Todo filho biológico, mais cedo ou mais tarde, se torna adotivo.
Não porque mudou de família, mas porque o tempo mudou a forma de amar.
Quando os pais morrem, você passa a adotá-los dentro de si. Já não há colo, já não há bronca, já não há mesa posta com o cheiro da comida de domingo. Há lembrança. Há a ausência que ocupa cadeira. Há a saudade que grita no silêncio.
E nesse luto, você descobre: não basta ter nascido deles, é preciso agora assumi-los.
Você os adota em cada mania que repete sem querer, no jeito de rir parecido, na mania de guardar sacolas, no costume de exagerar no café, na expressão que escapa do rosto.

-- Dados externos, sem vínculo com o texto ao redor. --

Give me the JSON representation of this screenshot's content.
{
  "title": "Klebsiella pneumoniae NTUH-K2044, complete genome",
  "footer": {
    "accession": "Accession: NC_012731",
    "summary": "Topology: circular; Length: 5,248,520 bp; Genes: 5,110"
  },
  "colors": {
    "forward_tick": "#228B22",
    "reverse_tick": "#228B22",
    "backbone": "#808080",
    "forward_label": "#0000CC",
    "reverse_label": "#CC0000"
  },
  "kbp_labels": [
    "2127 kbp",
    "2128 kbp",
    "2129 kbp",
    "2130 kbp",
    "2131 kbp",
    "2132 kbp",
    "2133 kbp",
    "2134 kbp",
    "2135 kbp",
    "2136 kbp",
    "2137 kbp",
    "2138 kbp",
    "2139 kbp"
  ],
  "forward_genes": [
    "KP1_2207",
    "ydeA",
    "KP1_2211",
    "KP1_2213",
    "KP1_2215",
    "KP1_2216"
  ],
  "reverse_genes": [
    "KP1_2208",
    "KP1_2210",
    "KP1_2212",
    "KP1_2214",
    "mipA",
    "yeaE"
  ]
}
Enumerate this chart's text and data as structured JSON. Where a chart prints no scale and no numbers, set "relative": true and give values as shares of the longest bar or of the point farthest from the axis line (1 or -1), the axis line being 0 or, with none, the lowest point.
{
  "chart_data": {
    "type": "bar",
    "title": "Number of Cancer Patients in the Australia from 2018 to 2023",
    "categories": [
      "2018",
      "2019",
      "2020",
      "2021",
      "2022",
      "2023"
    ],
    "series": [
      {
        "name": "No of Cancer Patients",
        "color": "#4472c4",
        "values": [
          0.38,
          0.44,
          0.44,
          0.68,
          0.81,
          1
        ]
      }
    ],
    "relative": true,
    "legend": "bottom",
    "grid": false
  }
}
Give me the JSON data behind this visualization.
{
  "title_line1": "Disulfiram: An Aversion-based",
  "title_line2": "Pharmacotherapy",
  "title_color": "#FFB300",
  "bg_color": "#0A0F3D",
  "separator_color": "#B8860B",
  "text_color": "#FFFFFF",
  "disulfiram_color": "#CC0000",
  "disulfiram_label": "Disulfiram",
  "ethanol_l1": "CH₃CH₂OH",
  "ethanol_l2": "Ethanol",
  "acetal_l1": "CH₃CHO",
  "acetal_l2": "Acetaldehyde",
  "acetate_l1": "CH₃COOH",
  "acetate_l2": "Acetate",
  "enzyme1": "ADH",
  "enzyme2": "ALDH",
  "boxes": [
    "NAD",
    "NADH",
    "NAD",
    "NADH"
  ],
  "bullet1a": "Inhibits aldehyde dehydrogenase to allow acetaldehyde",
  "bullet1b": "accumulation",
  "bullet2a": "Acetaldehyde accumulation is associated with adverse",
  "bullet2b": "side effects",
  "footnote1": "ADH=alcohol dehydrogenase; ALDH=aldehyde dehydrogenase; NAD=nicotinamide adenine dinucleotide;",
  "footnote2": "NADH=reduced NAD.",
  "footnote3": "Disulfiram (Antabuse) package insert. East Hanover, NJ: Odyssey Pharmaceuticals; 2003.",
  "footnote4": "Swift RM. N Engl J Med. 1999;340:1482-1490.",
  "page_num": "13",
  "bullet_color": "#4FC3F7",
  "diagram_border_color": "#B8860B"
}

Você passa a ostentar cada detalhe como quem carrega medalhas invisíveis.
Ser filho, depois da morte, é virar guardião.
Você protege os trejeitos, a voz, o cheiro, como quem segura relíquia.
E sente orgulho de se ver herdando aquilo que um dia achava defeito.
A orfandade é a certidão do recomeço: de filho biológico, você se torna filho adotivo. Adota a memória, adota o legado, adota até o silêncio que os pais deixaram.
E, no fundo, é quando você mais se parece com eles.